Mumbai: Former Mumbai Police Commissioner Param Bir Singh, who has been designated a proclaimed offender was ordered by the Supreme Court on Thursday to reveal his whereabouts. Singh has petitioned the Supreme Court for protection from arrest. Singh’s appeal will be heard “only when he tells which area of the country or the world he is in,” the court informed his counsel. The lawsuit has been adjourned until November 22nd by the Supreme Court. A magistrate’s court in Mumbai declared Singh a “proclaimed offender” in an extortion case registered against him and some other police officers in the city.

Singh, 59, is currently the Director-General of the Home Guards. He last reported to work in May and then went on leave. In October, the state police notified the Bombay high court that his whereabouts were unknown.
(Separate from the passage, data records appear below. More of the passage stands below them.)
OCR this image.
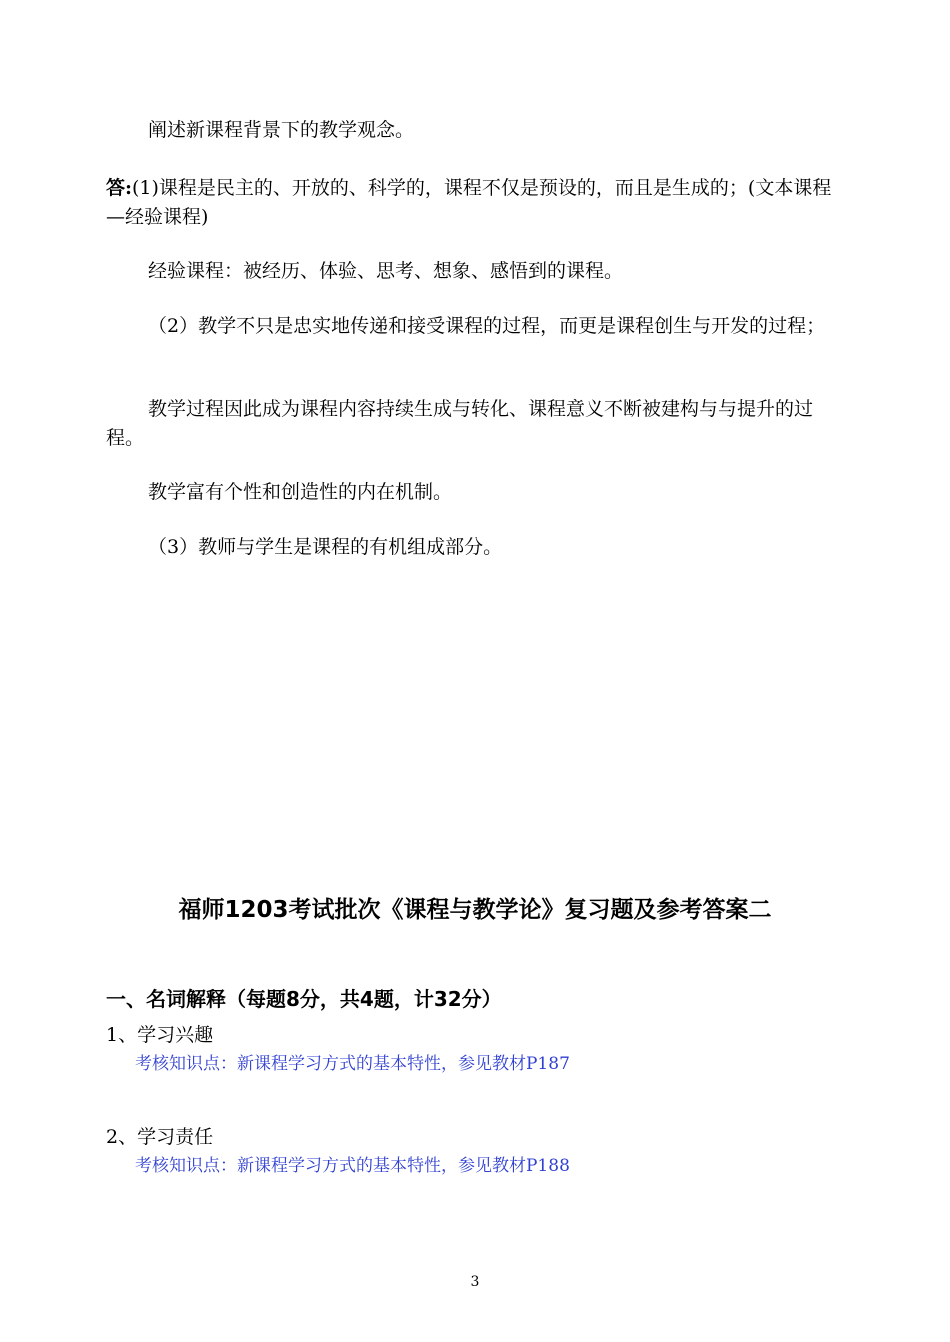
阐述新课程背景下的教学观念。

答:(1)课程是民主的、开放的、科学的，课程不仅是预设的，而且是生成的；(文本课程—经验课程)

经验课程：被经历、体验、思考、想象、感悟到的课程。

（2）教学不只是忠实地传递和接受课程的过程，而更是课程创生与开发的过程；

教学过程因此成为课程内容持续生成与转化、课程意义不断被建构与与提升的过程。

教学富有个性和创造性的内在机制。

（3）教师与学生是课程的有机组成部分。

福师1203考试批次《课程与教学论》复习题及参考答案二
一、名词解释（每题8分，共4题，计32分）

1、学习兴趣

考核知识点：新课程学习方式的基本特性，参见教材P187

2、学习责任

考核知识点：新课程学习方式的基本特性，参见教材P188

3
The Mumbai Police crime branch, which is investigating the extortion case, had requested the proclamation against him, claiming that the IPS officer could not be located even after a non-bailable warrant was issued. Sudhir Bhajipale, an additional chief metropolitan magistrate, has ordered Singh to appear in court in the case within 30 days. If he fails to appear, authorities can begin the process of attaching his property under Section 83 of the Code of Criminal Procedure.

The extortion prosecution against Singh stems from a complaint filed by a real estate developer and hotelier alleging that the incidents occurred between January 2020 and March 2021. After the arrest of now-fired cop, Sachin Waze and the subsequent death of Thane businessman Mansukh Hiran near tycoon Mukesh Ambani’s south Mumbai house ‘Antilia,’ the IPS officer was demoted from the job of Mumbai police commissioner in March 2021. Param Bir Singh was last seen in public on April 7th, when he gave a testimony in the Antilia bomb scare case to the National Investigation Agency (NIA) in Mumbai.